Windsor Locks School Officials Embracing Being Orchestrators in the Classroom

Teachers aren't just lecturing to students, but helping them work at learning their lessons.

 

As administrators updated the Windsor Locks Board of Education Thursday about how curriculum initiatives are progressing, they spoke of how teaching methods are evolving.

Superintendent of Schools Wayne Sweeney said teachers start out lecturing but then begin to engage the students into participating in their learning. The students are the workers and the teacher are the orchestrators.

Sweeney said they are changing the method in which students come to school to watch teachers work. Now students come to school to work and play a larger roll in their own learning, he said.

Windsor Locks Middle School Principal Gregory Blanchfield said the changes they’re making in classrooms are completely different than how he taught when he first started his career. The teachers are excited about what they’re doing.

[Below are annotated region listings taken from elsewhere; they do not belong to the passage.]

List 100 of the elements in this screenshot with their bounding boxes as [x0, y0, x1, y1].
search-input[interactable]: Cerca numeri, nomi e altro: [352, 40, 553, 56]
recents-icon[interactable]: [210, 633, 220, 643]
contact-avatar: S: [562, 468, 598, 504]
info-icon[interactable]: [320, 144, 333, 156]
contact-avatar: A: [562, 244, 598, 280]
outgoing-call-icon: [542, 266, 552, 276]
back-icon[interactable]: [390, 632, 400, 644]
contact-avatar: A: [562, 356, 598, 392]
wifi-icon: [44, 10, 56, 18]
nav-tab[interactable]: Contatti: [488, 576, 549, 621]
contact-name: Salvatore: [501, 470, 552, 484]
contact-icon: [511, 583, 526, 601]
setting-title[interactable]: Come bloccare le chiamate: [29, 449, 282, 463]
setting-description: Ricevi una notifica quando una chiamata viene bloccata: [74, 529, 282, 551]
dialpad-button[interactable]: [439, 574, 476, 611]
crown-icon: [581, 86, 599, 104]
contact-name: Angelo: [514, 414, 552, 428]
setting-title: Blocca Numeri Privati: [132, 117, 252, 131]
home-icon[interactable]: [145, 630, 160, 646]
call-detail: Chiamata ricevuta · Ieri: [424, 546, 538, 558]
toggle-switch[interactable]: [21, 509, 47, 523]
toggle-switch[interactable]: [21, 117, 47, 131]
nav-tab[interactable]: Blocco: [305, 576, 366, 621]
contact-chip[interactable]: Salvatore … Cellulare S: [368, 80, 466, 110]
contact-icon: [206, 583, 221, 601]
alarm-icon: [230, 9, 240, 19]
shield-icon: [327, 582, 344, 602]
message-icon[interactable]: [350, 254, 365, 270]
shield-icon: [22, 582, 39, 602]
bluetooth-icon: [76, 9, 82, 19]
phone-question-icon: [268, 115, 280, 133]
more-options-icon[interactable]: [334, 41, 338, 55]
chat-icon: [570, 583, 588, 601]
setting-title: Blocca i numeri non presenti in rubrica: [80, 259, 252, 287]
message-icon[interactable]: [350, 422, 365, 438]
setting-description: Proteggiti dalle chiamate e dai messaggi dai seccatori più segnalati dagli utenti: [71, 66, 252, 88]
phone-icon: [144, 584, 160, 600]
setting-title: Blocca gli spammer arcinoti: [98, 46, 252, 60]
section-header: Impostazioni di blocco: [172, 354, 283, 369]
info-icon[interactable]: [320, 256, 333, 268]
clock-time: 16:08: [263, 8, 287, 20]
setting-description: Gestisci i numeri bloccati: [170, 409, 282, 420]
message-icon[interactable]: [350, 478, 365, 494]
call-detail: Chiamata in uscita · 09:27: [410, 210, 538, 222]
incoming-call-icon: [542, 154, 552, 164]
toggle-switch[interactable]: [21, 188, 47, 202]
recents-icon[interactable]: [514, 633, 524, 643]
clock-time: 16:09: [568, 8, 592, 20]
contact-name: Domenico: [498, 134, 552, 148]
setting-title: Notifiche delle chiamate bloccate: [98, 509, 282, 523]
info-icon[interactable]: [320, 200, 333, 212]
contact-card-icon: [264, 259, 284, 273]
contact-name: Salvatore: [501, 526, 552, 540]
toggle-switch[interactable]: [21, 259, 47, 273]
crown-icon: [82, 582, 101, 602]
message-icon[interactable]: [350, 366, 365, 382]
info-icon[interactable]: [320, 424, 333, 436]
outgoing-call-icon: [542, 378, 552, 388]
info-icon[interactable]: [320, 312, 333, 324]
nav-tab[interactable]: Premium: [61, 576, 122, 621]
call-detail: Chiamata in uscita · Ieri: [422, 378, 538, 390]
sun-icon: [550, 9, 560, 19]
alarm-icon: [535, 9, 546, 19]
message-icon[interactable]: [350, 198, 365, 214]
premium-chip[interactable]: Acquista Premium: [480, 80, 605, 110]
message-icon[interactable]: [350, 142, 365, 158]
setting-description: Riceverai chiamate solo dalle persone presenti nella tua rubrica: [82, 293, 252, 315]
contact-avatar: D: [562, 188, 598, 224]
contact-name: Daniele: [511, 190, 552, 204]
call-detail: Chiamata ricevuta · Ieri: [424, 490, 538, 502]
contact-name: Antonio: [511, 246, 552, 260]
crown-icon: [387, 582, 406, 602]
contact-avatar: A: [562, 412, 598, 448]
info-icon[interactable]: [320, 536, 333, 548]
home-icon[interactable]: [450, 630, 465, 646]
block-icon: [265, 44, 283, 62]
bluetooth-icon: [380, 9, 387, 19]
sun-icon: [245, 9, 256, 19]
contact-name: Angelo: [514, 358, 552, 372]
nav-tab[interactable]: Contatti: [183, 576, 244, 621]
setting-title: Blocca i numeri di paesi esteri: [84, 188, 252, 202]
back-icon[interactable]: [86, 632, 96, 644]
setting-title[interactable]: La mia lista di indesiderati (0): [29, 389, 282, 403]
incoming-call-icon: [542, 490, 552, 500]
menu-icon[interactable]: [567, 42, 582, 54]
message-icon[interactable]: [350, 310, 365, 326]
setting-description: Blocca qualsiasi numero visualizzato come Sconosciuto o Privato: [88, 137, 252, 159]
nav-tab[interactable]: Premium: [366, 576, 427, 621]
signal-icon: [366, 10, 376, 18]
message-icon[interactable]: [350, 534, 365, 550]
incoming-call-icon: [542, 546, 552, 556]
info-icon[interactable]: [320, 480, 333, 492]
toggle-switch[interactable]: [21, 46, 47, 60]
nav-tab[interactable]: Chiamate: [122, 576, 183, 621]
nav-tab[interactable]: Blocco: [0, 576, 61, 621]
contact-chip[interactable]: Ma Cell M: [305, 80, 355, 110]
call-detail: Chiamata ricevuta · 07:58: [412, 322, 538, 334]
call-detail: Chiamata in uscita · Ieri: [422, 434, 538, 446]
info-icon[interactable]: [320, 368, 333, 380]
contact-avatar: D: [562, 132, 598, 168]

“It’s going to take time but teachers are working hard to make it happen,” Blanchfield said.

Windsor Locks High School Principal Sharon Cournoyer said as high school teachers they are used to teaching content and not orchestrating students. Now teachers are anxious to visit other classrooms to see how their colleagues are implementing techniques and how they are succeeding.

“Our teachers are embracing it,” Cournoyer said.

Sweeney said 40 years ago teachers taught something, students regurgitated it long enough to take a test and then 30 days later forgot what they learned. Now educators are getting students to internalize what they’re learning by working in the classroom.

“We’re asking our teachers to defy everything they learned in teacher training,” Sweeney said. “The district’s never going back. The genie’s out of the bottle.”